When I’m thinking about developed beer-based recipes I try especially hard to avoid gimmickry. I never want beer to be in the recipe just so that I can put the word in the title. I’m automatically suspicious of “beer braised” whatever or any “Beer BBQ Sauce” no matter how top-secret or finger-lickin’ it claims to be. The beer should pass the same test as any other ingredient; it has to do something better than any alternative could. If wine, water, or fruit juice could perform the function better than beer, it should be in the recipe instead. The clincher is to pay attention to what qualities distinguish beer from these pretenders to its throne
It’s All in the Foam
The least subtle beer characteristic is carbonation. Not many other liquids can boast the same advantage – soda water, sparkling wine, cider, and pop get partway there, but they all have a specific disadvantage compared to beer. What’s holding them back? Why, a lack of foaming agents, of course. That term translates roughly from Nerdspeak (my second language) like this: bubbles in almost any other liquid quickly dissipate because there’s nothing holding them together, the carbon dioxide bubbles in beer on the other hand have a longer life because proteins in the beer give them a sort of protective skin. When these foaming-agent-enhanced bubbles are part of a batter that hits hot oil they do a better job of creating a light airy space between the hot fat and the food inside. Wheat is particularly rich in the proteins that create foaming agents – this is why hefeweizens (German wheat beers with yeast in the bottle) are known for their pillowy, lasting head. Naturally, this means that wheat beers are particularly good batter bases. In general, the more foam a beer can lift when poured, and the longer that foam sticks around, the better the beer will be in a batter.

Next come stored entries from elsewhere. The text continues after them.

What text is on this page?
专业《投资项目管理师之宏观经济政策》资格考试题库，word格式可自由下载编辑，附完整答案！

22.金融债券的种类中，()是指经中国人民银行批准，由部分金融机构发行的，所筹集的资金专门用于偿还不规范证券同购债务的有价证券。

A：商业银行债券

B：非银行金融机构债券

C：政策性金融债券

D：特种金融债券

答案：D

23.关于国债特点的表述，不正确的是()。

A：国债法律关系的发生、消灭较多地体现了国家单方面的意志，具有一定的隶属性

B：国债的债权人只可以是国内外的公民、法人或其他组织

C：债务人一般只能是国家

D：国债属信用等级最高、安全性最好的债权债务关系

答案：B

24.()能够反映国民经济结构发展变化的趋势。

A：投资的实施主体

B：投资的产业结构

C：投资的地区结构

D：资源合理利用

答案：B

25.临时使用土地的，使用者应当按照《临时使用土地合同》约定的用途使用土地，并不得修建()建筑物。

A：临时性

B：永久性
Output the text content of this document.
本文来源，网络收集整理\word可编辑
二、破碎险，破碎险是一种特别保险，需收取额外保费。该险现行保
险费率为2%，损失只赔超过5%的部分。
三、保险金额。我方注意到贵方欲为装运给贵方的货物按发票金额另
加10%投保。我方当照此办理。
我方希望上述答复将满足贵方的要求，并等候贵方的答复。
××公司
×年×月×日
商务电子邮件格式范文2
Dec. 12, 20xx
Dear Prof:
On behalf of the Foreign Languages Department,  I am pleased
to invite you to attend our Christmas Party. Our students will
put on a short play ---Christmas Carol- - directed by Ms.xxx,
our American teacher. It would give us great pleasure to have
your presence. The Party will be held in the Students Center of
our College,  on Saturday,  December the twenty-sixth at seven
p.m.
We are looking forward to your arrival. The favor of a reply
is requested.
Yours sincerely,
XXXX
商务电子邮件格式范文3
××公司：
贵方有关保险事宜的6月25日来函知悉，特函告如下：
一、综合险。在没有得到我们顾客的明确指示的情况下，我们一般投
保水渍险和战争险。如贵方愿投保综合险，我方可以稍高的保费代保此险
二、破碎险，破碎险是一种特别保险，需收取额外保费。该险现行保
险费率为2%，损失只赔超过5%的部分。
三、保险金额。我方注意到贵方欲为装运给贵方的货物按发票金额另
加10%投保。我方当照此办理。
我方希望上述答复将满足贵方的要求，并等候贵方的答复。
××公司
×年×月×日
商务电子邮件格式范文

Cheat Your Way to Golden Brown and Delicious
Deep-fried and battered food tastes great for what it is. It is the rare person who has never at least contemplated the idea of eating a delicious, golden brown bits off a piece of fried chicken and leaving the drumstick behind. Batter serves a purpose beyond its own taste; we use them to protect relatively delicate food from harsh, high temperature fat. We associate that dark golden color with delicious fried food, while it’s pale blonde cousin looks boring. The problem is that sometimes cooking a batter to that shade of delicious brown means that we’ve defeated the protective purpose and the food on the inside is overcooked. Beer to the rescue. By choosing a beer with the darker complexion we can cheat our way to golden brown and delicious without worrying as much about overcooking.
Bitter for Balance
Chicken does not like to be overcooked, but it also doesn’t seem to fit the category of foods that need delicate protection. In this instance, we can employ one of beer’s calling-card flavours in an interesting way. Poultry, especially the dark meat from high-quality birds, has a rich and fat-laden flavour profile. The hoppy bitterness from a pale ale is ideal for matching this intensity and adding some background sophistication. We’ve covered the different strengths that we want to emphasize in different recipes. Here is my quick reference chart for which beer styles work best in particular applications.
The Quick Reference Guide
Hefeweizens and other German style wheat beers: The workhorse for batters on lightly flavoured food. Great for everything from onion rings to tempura. Dunkelweizen: These dark wheat beers are well-suited for thin pieces of delicate fish or white-meat chicken. American wheat beers and hopfenweisses: Nice balance for sweet, saline shellfish like oysters and shrimp. English-style bitter: the classic for pub style fish and chips. It needs a thick piece of slightly fatty, deep water fish that will have the fat to balance its concentrated bitterness. American pale ale: fried chicken and other full-flavored meat options. Batters for fried foods is one of the rocksolid beer cooking specialties. It’s an application that uses all of beer special characteristics in a way that no other liquid could. Carbonation, color, and flavour are all put to great benefit here. Whichever beer you choose don’t forget to follow my tip from an earlier post and make sure it is well-chilled.